Google Inc (NASDAQ:GOOG) began funding original content channels on YouTube in order to have an arena for the offering of commercials. America Online added Huffington Post Live to its lineup which streams video Monday through Friday.
Facebook to cash in on users who view prime-time tv
Television advertisers covet those that watch prime-time television and Facebook Inc (NASDAQ:FB) has a number of users that view its site in that time frame.
"Every night, 88 million to 100 million people are actively using Facebook Inc (NASDAQ:FB) during prime-time TV hours in the United States alone,” Chief Operating Officer Sheryl Sandberg said last week on a conference call to discuss second-quarter results.
Advertisers plan to spend twice as much on tv as digital media
Advertisers plan to spend almost twice as much on television as on digital media this year, according to ZenithOptimedia, a research unit of Publicis Groupe SA. Internet ads are expected to reach $36.2 billion, or 22 percent of all media purchases, while TV advertising will garner $63.9 billion, or 38 percent. It's that nearly 64 billion that Facebook Inc (NASDAQ:FB) intends to target.
Twitter earlier this month expanded a service that markets direct promotions to viewers who tweet about shows they’re watching on television in a bid to finally reach $1 billion in ad sales.

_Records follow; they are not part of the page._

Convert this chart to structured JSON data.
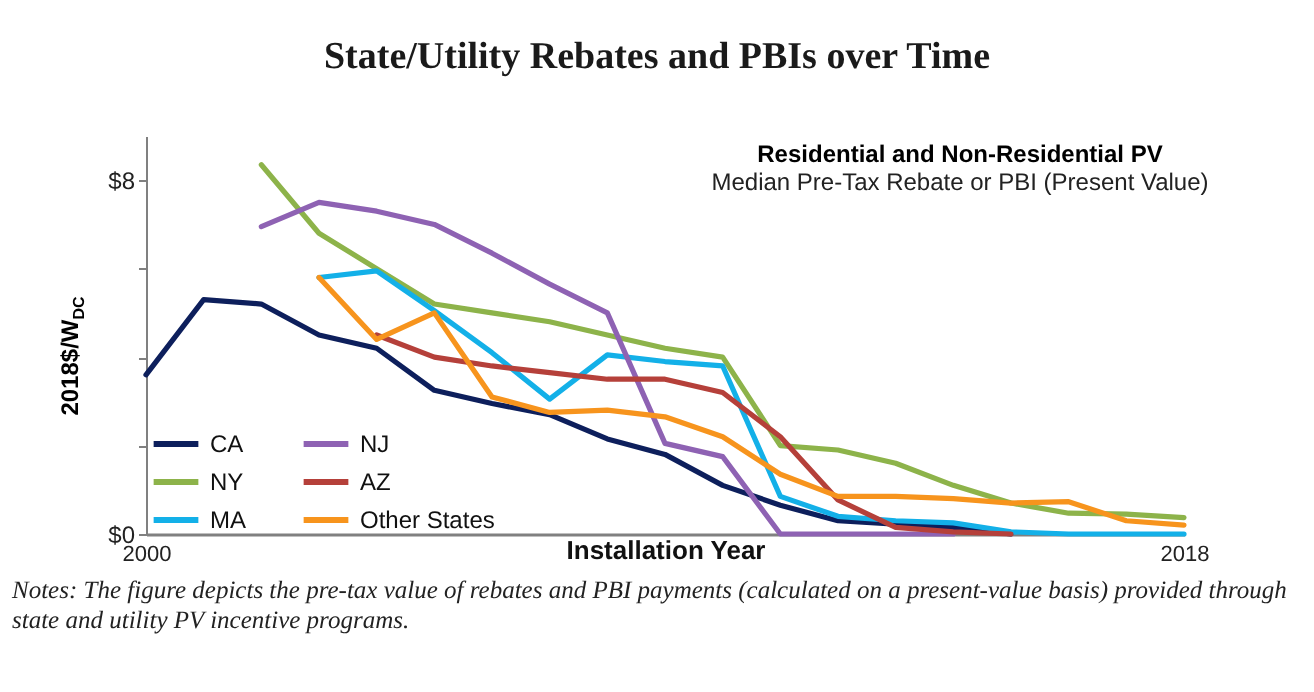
{
  "chart_data": {
    "type": "line",
    "title": "State/Utility Rebates and PBIs over Time",
    "subtitle": "Residential and Non-Residential PV",
    "annotations": [
      "Median Pre-Tax Rebate or PBI (Present Value)",
      "Notes: The figure depicts the pre-tax value of rebates and PBI payments (calculated on a present-value basis) provided through state and utility PV incentive programs."
    ],
    "xlabel": "Installation Year",
    "ylabel": "2018$/W$_{DC}$",
    "xlim": [
      2000,
      2018
    ],
    "xticks": [
      2000,
      2018
    ],
    "ylim": [
      0,
      9
    ],
    "yticks": [
      {
        "value": 0,
        "label": "$0"
      },
      {
        "value": 2,
        "label": null
      },
      {
        "value": 4,
        "label": null
      },
      {
        "value": 6,
        "label": null
      },
      {
        "value": 8,
        "label": "$8"
      }
    ],
    "grid": false,
    "legend": "bottom left",
    "marker": "none",
    "series": [
      {
        "name": "CA",
        "color": "#0d1f5c",
        "x": [
          2000,
          2001,
          2002,
          2003,
          2004,
          2005,
          2006,
          2007,
          2008,
          2009,
          2010,
          2011,
          2012,
          2013,
          2014,
          2015
        ],
        "values": [
          3.6,
          5.3,
          5.2,
          4.5,
          4.2,
          3.25,
          2.95,
          2.7,
          2.15,
          1.8,
          1.1,
          0.65,
          0.3,
          0.22,
          0.15,
          0
        ]
      },
      {
        "name": "NY",
        "color": "#8db34a",
        "x": [
          2002,
          2003,
          2004,
          2005,
          2006,
          2007,
          2008,
          2009,
          2010,
          2011,
          2012,
          2013,
          2014,
          2015,
          2016,
          2017,
          2018
        ],
        "values": [
          8.35,
          6.8,
          6.0,
          5.2,
          5.0,
          4.8,
          4.5,
          4.2,
          4.0,
          2.0,
          1.9,
          1.6,
          1.1,
          0.7,
          0.47,
          0.45,
          0.37
        ]
      },
      {
        "name": "MA",
        "color": "#13b0e8",
        "x": [
          2003,
          2004,
          2005,
          2006,
          2007,
          2008,
          2009,
          2010,
          2011,
          2012,
          2013,
          2014,
          2015,
          2016,
          2017,
          2018
        ],
        "values": [
          5.8,
          5.95,
          5.05,
          4.1,
          3.05,
          4.05,
          3.9,
          3.8,
          0.85,
          0.4,
          0.3,
          0.25,
          0.05,
          0,
          0,
          0
        ]
      },
      {
        "name": "NJ",
        "color": "#8e62b3",
        "x": [
          2002,
          2003,
          2004,
          2005,
          2006,
          2007,
          2008,
          2009,
          2010,
          2011,
          2012,
          2013,
          2014
        ],
        "values": [
          6.95,
          7.5,
          7.3,
          7.0,
          6.35,
          5.65,
          5.0,
          2.05,
          1.75,
          0,
          0,
          0,
          0
        ]
      },
      {
        "name": "AZ",
        "color": "#b5403a",
        "x": [
          2004,
          2005,
          2006,
          2007,
          2008,
          2009,
          2010,
          2011,
          2012,
          2013,
          2014,
          2015
        ],
        "values": [
          4.5,
          4.0,
          3.8,
          3.65,
          3.5,
          3.5,
          3.2,
          2.2,
          0.77,
          0.15,
          0.05,
          0
        ]
      },
      {
        "name": "Other States",
        "color": "#f7941d",
        "x": [
          2003,
          2004,
          2005,
          2006,
          2007,
          2008,
          2009,
          2010,
          2011,
          2012,
          2013,
          2014,
          2015,
          2016,
          2017,
          2018
        ],
        "values": [
          5.8,
          4.4,
          5.0,
          3.1,
          2.75,
          2.8,
          2.65,
          2.2,
          1.35,
          0.85,
          0.85,
          0.8,
          0.7,
          0.73,
          0.3,
          0.2
        ]
      }
    ]
  }
}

Silicon valley has largely struggled to attract television advertisers due to a lack of a ratings system and sought out Neilsen three years ago in order to try to quantify its users based on the data they mine from its users. While companies like ComScore Inc. can measure the popularity of websites in relationship to each other, these numbers are not comparable to the Nielsen numbers that determine where advertising revenue is spent and what price is to be charged.